When I eventually get through to Frazer Melville he assures me that Hurricane Stella hitting Rio on the date Bethany predicted is, to use the jargon, ‘statistically insignificant’. Meteorology, he insists eloquently, is a notoriously inexact science, and much of it is simply guesswork. There are plenty of freak forecasts on the internet: Bethany could well have been trawling those. It’s easy enough to be taken unawares — as many were with Stella. But it’s just as easy to say you knew it was coming.
‘It’s like trying to second-guess a bucking bronco. Bethany got lucky, that’s all.’
‘If lucky’s the word. But what about your phone call? You sounded excited.’
‘Coincidences are exciting. So exciting I had to wake someone up at an ungodly hour. You were the obvious person. For which my apologies.’
‘A thousand to one, you said,’ I persist. ‘Is that statistically insignificant too?’
He sounds unfazed. ‘The good news is, I owe you dinner.’
Three evenings later Bethany’s sky-diver drawing, which I have ripped down from the wall of the art studio, lies in a folder at my feet in La Brasserie des Arts. I hate to eat alone only marginally less than I hate to microwave ready-meals or order takeaways. But by now I know the staff at La Brasserie well enough to have a favourite table, and to be greeted personally by the manager. Who smiles at me encouragingly when he hears that tonight, for once, I will have company other than Psychiatry Today.

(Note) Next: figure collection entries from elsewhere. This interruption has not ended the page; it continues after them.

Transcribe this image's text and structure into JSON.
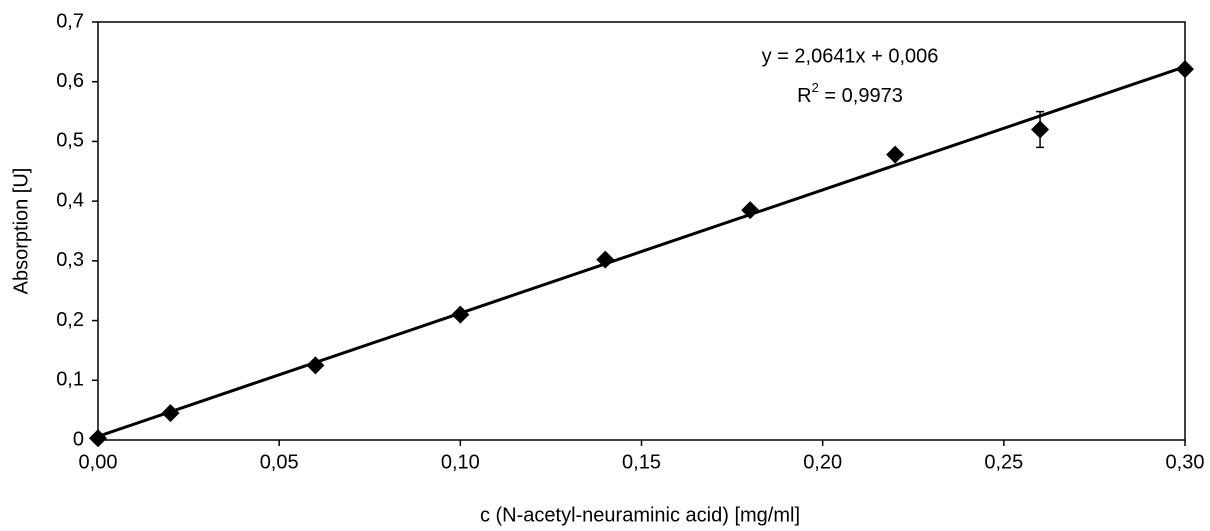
{
  "chart_data": {
    "type": "scatter",
    "x_label": "c (N-acetyl-neuraminic acid) [mg/ml]",
    "y_label": "Absorption [U]",
    "x": [
      0,
      0.02,
      0.06,
      0.1,
      0.14,
      0.18,
      0.22,
      0.26,
      0.3
    ],
    "series": [
      {
        "color": "#000000",
        "marker": "diamond",
        "values": [
          0.003,
          0.045,
          0.125,
          0.21,
          0.302,
          0.385,
          0.478,
          0.52,
          0.621
        ],
        "errors": [
          null,
          null,
          null,
          null,
          null,
          null,
          null,
          0.03,
          null
        ]
      }
    ],
    "trendline": {
      "slope": 2.0641,
      "intercept": 0.006,
      "color": "#000000",
      "equation": "y = 2,0641x + 0,006",
      "r2_base": "R",
      "r2_sup": "2",
      "r2_rest": " = 0,9973"
    },
    "xlim": [
      0,
      0.3
    ],
    "xticks": [
      {
        "value": 0,
        "label": "0,00"
      },
      {
        "value": 0.05,
        "label": "0,05"
      },
      {
        "value": 0.1,
        "label": "0,10"
      },
      {
        "value": 0.15,
        "label": "0,15"
      },
      {
        "value": 0.2,
        "label": "0,20"
      },
      {
        "value": 0.25,
        "label": "0,25"
      },
      {
        "value": 0.3,
        "label": "0,30"
      }
    ],
    "ylim": [
      0,
      0.7
    ],
    "yticks": [
      0,
      {
        "value": 0.1,
        "label": "0,1"
      },
      {
        "value": 0.2,
        "label": "0,2"
      },
      {
        "value": 0.3,
        "label": "0,3"
      },
      {
        "value": 0.4,
        "label": "0,4"
      },
      {
        "value": 0.5,
        "label": "0,5"
      },
      {
        "value": 0.6,
        "label": "0,6"
      },
      {
        "value": 0.7,
        "label": "0,7"
      }
    ],
    "grid": false
  }
}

When Frazer Melville arrives he kisses me on both cheeks and apologises for being seven and a half minutes late.
‘Remind me of the statistics of this not happening?’
‘Me being late? Very low.’ His joviality masks an edginess.
‘The hurricane.’
‘I said a thousand to one. But actually it was more like three.’

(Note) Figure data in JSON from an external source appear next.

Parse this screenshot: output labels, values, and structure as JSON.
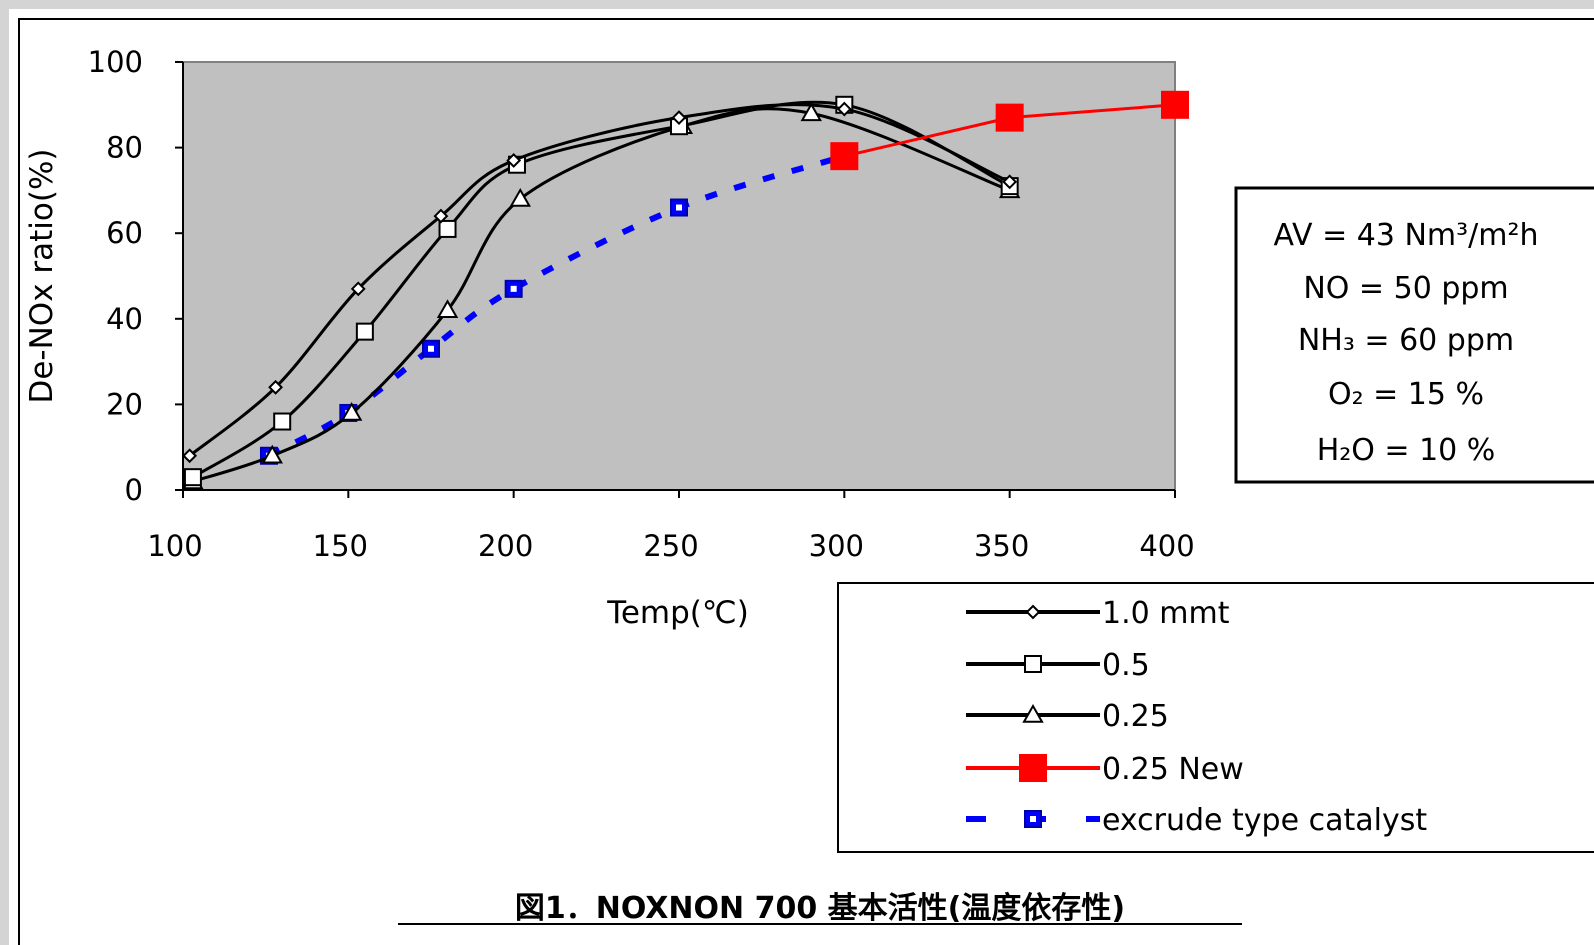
{
  "chart_data": {
    "type": "line",
    "xlabel": "Temp(℃)",
    "ylabel": "De-NOx ratio(%)",
    "xlim": [
      100,
      400
    ],
    "ylim": [
      0,
      100
    ],
    "x_ticks": [
      "100",
      "150",
      "200",
      "250",
      "300",
      "350",
      "400"
    ],
    "y_ticks": [
      "0",
      "20",
      "40",
      "60",
      "80",
      "100"
    ],
    "plot_background": "#c0c0c0",
    "grid": false,
    "legend_position": "bottom-right",
    "series": [
      {
        "name": "1.0 mmt",
        "color": "#000000",
        "marker": "diamond",
        "x": [
          102,
          128,
          153,
          178,
          200,
          250,
          300,
          350
        ],
        "y": [
          8,
          24,
          47,
          64,
          77,
          87,
          89,
          72
        ]
      },
      {
        "name": "0.5",
        "color": "#000000",
        "marker": "square",
        "x": [
          103,
          130,
          155,
          180,
          201,
          250,
          300,
          350
        ],
        "y": [
          3,
          16,
          37,
          61,
          76,
          85,
          90,
          71
        ]
      },
      {
        "name": "0.25",
        "color": "#000000",
        "marker": "triangle",
        "x": [
          103,
          127,
          151,
          180,
          202,
          251,
          290,
          350
        ],
        "y": [
          2,
          8,
          18,
          42,
          68,
          85,
          88,
          70
        ]
      },
      {
        "name": "0.25 New",
        "color": "#ff0000",
        "marker": "filled-square",
        "x": [
          300,
          350,
          400
        ],
        "y": [
          78,
          87,
          90
        ]
      },
      {
        "name": "excrude type catalyst",
        "color": "#0000ff",
        "marker": "blue-square",
        "dashed": true,
        "x": [
          126,
          150,
          175,
          200,
          250,
          300
        ],
        "y": [
          8,
          18,
          33,
          47,
          66,
          78
        ]
      }
    ]
  },
  "conditions": [
    "AV = 43 Nm³/m²h",
    "NO = 50 ppm",
    "NH₃ = 60 ppm",
    "O₂ = 15 %",
    "H₂O = 10 %"
  ],
  "caption": "図1．NOXNON 700 基本活性(温度依存性)"
}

‘So you owe me two more dinners.’ While he fumbles his jacket off I pull out Bethany’s drawing and place it on the table in front of him. ‘Can you factor this into the calculations? She showed me this a week before the fall of the Rio Christ.’
I have written the date she drew it at the bottom of the page. I watch Frazer Melville absorb the image. The eye always travels left to right and top to bottom — the way Chinese hieroglyphs are drawn. He takes it in three times before speaking.
‘Noteworthy,’ he says finally. But offers no more.
‘It makes me feel less sure that it’s just coincidence,’ I say. ‘I mean, she would argue that she predicted this. And that she’s foreseen other things too. There was an earthquake in Nepal she claims she told me about in advance.’